Last Words of Advice
For the first draft of your wedding vows, you need to get everything out on paper as fast as possible. Free write without thinking or editing to create as much material as you can. Once you've written enough to work with (and only you can be the judge of how much is enough), start editing and shaping your vows. As you begin to apply yourself to editing your vows, do not feel compelled to keep your pencil in perpetual motion. Since editing is about the quality and not the quantity of your writing, thinking will probably take up most of your time. No doubt, you'll also find yourself doing a great deal of research, flipping through the following pages and consulting other texts that you find personally relevant.
Today's Arts and Crafts Projects
If you made a collage, you're a natural storyteller. Pay special attention to the images and words you chose to feature in your project. If you look long enough, you'll find that these tell a special kind of love story, and it just might be one that deserves to be summarized in your vows.
Those who chose to draw a picture should understand that your decision reflects your hopeful and wishful state of mind. Your dreams are important to you, so don't be shy about incorporating these into your wedding vows.
Look at your picture of this morning and consider what it is that you compared your wedding day to. Go with this insight, not only including it in your vows, but also elaborating and building upon it to create a true love poem. As you look at your morning's artwork, note the colors you used and try to connect these to the feelings and emotions you might be experiencing as you approach your wedding day. Again, these might merit inclusion in your vows.
William Shakespeare had good reason to warn against borrowing; history has yet to witness a more imposed-upon scribe. But one man's loss is another's gain, so feel free to rifle through this book's lengthy collection of quotes for inspiration. Just one brilliant sentence can open the floodgates to your creative process.

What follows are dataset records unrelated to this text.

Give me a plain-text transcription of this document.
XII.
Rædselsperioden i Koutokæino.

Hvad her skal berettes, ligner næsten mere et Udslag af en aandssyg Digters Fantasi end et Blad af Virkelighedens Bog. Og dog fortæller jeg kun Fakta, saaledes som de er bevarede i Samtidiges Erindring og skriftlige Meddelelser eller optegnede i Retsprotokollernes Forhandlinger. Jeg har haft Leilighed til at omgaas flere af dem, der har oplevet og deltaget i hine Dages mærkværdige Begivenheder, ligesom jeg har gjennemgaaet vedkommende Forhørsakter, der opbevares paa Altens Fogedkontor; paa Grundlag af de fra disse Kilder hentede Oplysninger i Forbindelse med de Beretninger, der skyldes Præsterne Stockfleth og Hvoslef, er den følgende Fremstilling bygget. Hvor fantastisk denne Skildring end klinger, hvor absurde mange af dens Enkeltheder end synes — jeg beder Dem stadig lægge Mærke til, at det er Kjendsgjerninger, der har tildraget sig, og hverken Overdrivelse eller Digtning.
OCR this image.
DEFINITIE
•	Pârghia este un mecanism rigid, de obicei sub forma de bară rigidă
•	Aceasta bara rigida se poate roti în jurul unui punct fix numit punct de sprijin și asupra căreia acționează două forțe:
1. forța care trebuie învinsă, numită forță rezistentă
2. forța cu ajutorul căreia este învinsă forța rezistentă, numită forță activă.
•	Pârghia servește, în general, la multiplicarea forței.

You could also begin by choosing to crib a solitary line, such as Edmund Spenser's “Let baser things devise to lie in dust, but you shall live by fame.” From that point on, you can carry on however you like, writing your own heartfelt poem. For instance, “Let baser things devise to lie in dust, but you shall live by fame, for I vow to celebrate your virtues and glorify your name. But, whether toiling in obscurity or renowned throughout, you'll always be the only one whom I can't live without.” Have fun, and may the spirit of the occasion move you!